Compared to conventional platforms, the main limitations of the NGS platform are assay time, the need for qualified technicians, development and commissioning costs, and higher costs of data processing and storage on servers36. It takes approximately 10 days to obtain the results after a sample has been received (i.e. including sample preparation, sequencing, and bioinformatic analysis). These processes require technical staff with specific training and bioinformatics personnel to fine-tune the technique and analyse the sequencing data.

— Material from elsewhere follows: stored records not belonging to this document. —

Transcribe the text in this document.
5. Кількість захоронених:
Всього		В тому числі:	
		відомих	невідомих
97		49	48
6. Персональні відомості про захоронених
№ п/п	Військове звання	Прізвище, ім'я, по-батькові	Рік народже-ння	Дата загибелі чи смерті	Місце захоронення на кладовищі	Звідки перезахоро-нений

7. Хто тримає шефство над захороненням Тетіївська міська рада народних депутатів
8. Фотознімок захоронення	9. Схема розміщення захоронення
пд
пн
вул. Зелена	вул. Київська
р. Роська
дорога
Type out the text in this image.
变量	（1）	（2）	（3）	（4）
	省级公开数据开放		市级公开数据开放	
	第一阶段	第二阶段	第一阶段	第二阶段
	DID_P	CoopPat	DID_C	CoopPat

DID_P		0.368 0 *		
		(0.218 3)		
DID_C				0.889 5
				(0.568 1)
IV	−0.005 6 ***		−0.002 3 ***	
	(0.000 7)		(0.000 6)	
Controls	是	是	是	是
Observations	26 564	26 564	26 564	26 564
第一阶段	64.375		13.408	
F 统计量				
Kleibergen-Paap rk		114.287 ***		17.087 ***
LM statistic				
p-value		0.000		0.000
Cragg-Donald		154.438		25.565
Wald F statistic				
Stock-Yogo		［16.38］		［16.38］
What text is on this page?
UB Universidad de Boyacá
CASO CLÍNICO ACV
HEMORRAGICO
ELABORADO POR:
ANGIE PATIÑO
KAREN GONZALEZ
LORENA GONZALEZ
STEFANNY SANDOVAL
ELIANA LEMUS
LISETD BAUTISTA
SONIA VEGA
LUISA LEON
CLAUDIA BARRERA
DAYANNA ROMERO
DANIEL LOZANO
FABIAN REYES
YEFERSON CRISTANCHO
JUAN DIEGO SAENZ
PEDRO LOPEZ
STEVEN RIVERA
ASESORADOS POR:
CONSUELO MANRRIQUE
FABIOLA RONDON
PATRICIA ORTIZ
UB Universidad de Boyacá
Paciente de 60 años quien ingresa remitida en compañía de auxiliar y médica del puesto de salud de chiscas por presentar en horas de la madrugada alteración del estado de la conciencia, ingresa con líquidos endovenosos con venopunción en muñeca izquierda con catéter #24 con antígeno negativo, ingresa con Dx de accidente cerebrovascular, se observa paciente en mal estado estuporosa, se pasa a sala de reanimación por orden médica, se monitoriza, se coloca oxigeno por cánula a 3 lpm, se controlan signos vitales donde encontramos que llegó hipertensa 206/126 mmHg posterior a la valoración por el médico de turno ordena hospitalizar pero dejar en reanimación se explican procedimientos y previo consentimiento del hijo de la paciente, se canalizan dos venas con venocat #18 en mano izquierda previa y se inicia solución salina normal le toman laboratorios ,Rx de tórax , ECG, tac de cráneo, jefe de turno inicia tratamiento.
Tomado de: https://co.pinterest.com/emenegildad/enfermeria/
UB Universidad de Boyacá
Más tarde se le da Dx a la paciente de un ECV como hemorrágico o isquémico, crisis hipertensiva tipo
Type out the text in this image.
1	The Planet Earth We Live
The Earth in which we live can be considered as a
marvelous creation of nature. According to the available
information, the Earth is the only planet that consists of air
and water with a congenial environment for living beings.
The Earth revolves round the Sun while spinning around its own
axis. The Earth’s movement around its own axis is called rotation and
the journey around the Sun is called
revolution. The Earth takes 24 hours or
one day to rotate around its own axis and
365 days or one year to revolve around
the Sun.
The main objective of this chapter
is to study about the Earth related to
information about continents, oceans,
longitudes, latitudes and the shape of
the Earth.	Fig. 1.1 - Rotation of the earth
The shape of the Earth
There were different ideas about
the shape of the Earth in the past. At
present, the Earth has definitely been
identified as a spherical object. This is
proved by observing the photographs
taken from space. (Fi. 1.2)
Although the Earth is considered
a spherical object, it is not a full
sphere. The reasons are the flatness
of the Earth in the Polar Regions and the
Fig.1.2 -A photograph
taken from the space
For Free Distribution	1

Although our technique and bioinformatics data process identified rare variants and other previously-undescribed variants, these results cannot be extrapolated to clinical care settings since there are no data in the literature for their interpretation. These rare variants account for over 80% of variations in the genes of interest in pharmacogenetics: however, conventional platforms are not oriented to their analysis37,38. These variants may be incorporated into clinical care practice when scientific articles on genotype-phenotype correlation data are published, consensus on interpretation is built, and protocols become available39.
Finally, the evaluation and validation of this platform in prospective clinical studies would demonstrate the clinical value of this platform.